Simulator Screenshot - iPhone 15 Pro Max - 2024-03-21 at 11 46 47

guinmoon commented 3 months ago

Is this incorrect output in version 1.0.1 or earlier?

guinmoon commented 3 months ago

output of versions before 1.0.1 may be very different due to changes in llama.cpp

guinmoon commented 3 months ago

metal does not work in the simulator and since version 1.0.0 it is disabled there

luionTW commented 3 months ago

The incorrect output is in earlier version (0.9.0 and 1.0.0). I will try it out with 1.0.1. Thanks for the information.

luionTW commented 3 months ago

Hi @guinmoon ,

I've updated to 1.0.1 version, but I'm still getting the incorrect response, Could you please help me understand why or suggest anything I need to fine-tune? Thank you.

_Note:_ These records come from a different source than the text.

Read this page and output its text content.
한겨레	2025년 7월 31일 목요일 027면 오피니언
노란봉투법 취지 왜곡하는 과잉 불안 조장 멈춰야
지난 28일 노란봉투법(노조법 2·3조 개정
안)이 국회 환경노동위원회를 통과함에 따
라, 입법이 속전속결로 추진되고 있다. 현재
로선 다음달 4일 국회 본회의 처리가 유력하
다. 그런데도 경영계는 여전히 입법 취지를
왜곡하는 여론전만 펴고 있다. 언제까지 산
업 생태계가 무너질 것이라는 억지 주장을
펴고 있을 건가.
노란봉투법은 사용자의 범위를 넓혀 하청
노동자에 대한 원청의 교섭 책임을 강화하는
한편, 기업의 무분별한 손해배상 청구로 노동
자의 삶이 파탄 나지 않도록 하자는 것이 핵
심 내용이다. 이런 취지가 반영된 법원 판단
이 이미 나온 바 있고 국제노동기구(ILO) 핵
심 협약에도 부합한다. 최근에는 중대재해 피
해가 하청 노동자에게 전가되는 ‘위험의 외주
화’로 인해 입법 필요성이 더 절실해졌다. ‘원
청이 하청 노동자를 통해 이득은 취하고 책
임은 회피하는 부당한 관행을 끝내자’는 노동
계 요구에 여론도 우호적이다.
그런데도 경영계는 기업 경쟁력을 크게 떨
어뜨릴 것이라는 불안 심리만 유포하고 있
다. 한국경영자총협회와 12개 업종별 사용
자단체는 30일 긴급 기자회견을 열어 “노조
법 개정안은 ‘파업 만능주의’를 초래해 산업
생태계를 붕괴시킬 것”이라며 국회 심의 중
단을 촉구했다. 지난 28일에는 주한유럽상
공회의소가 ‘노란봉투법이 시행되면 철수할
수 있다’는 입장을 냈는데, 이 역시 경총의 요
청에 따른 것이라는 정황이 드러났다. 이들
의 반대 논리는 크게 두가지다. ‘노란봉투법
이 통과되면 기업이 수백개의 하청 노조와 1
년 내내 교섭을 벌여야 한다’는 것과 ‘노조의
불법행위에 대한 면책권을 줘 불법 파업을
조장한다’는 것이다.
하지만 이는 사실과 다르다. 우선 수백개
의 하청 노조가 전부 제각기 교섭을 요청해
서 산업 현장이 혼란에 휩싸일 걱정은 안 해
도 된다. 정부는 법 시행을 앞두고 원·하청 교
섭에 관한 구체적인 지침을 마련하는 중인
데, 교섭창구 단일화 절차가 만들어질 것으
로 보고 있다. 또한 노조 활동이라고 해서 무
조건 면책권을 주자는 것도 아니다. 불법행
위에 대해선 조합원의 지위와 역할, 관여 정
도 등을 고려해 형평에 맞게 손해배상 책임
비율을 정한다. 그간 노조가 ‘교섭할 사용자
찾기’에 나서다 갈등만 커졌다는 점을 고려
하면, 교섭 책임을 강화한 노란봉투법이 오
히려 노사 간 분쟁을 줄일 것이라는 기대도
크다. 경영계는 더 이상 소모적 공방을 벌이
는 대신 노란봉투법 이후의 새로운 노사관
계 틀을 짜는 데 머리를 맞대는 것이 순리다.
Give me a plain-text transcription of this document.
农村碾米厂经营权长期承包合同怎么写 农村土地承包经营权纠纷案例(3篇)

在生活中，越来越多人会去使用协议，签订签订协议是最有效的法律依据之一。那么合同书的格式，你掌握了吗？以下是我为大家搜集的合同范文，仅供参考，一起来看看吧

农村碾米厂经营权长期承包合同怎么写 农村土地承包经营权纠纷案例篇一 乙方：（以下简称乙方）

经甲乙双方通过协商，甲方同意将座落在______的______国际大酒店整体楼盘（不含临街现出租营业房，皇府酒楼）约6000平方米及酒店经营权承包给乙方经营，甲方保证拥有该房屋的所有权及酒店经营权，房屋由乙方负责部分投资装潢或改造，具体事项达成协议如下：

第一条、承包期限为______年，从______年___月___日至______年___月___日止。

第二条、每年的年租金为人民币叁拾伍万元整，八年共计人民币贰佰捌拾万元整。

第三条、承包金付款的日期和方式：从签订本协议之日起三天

iPhone 15 Pro Max Simulator: Phi2 Simulator Screenshot - iPhone 15 Pro Max - 2024-03-21 at 15 32 44

Orca-mini-3b Simulator Screenshot - iPhone 15 Pro Max - 2024-03-21 at 15 33 47

guinmoon commented 3 months ago

i use this template

[System](You are a helpful, respectful and honest assistant. Always answer as helpfully as possible.)
Instruct: {prompt}

image image

luionTW commented 3 months ago

Thanks for the template. I will try it out.